Sunday, April 22, 2012

Project Manager for Heroes

Mike Pungercar, of Springfield, Oregon, is a Hero Project Manager. There's no doubt about it in my book.

I read about Mike's project in an article, Flights give vets the hero treatment, in the online edition of the Register-Guard of Eugene, Oregon. Mike is project manager for South Willamette Valley Honor Flight, a part of the nationwide Honor Flight project. This project's mission is to take veterans of World War II on a visit to the World War II Memorial in Washington, DC.

As we are reminded in the article, we are losing this generation of heroes at a rate of about 850 per day. The day will soon come when we will no longer be able to honor them in person. We'll only have the memories of their sacrifice. And, a little farther down the road, it will only be something to read about in history books.
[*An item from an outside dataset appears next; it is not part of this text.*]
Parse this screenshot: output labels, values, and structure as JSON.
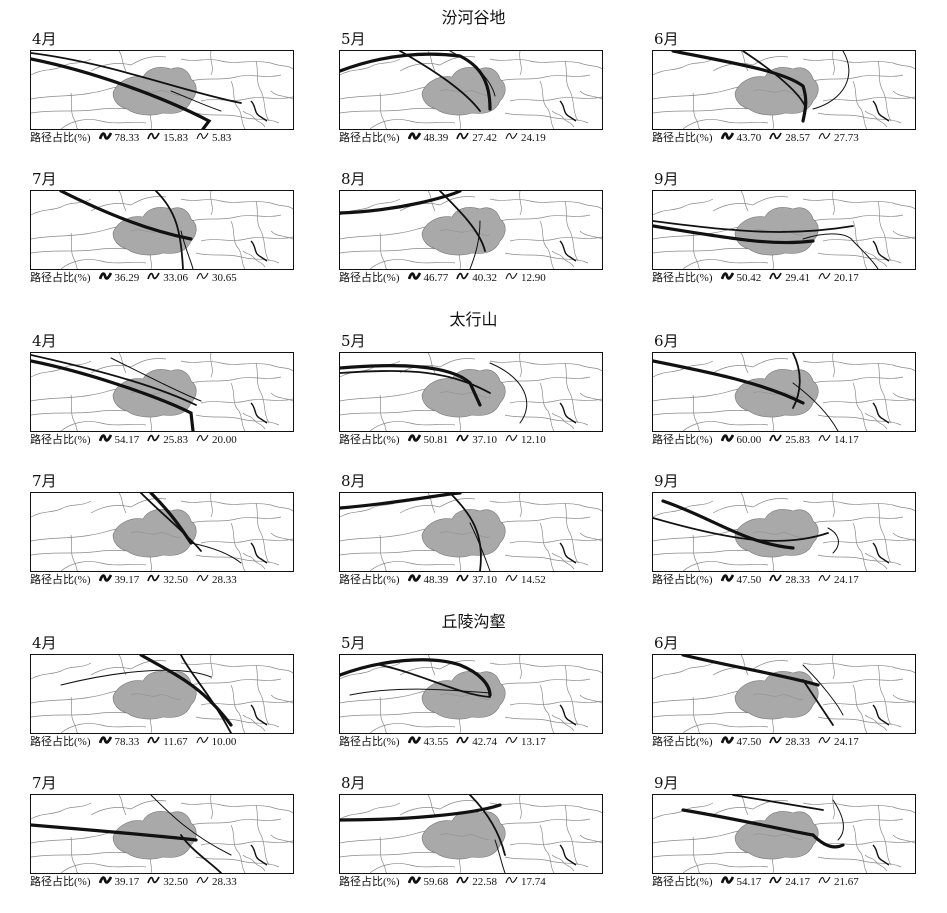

Today, though, we are honored to still be able to know them, to speak with them and to express our gratitude for their service. Maybe their actions in the war were heroic, or maybe they were only relatively routine. But, as far as I'm concerned, they all played an important part in an effort that helped preserve our way of life, our world.

File:US landings.jpgMy father fought in the South Pacific as a tail gunner for the Army Air Corps and later as a member of the Military Police corps. He was involved in action all along the chain of islands that lead from Wake Island around the southern rim of the Pacific through New Guinea and Guadalcanal, finally ending up in Tokyo. He didn't talk much about it. When he did,  at the time, I didn't realize just what he had gone through. Now, in retrospect, I am sad that I didn't understand, while he was here, what he experienced. I know I still don't fully grasp it. I've not been in combat situations, so I can't grasp it.

At least, thanks to books and movies and other sources, I do better understand what he and so many other men and women did for us. Daddy died over thirty years ago, before I understood, as I do today. I never paid him, in person, the honor he deserved.

So, Mike Pungercar is a Hero Project Manager. A hero for heroes.

And, today, I promise I will, in some way, contribute to Mike's project. Will you?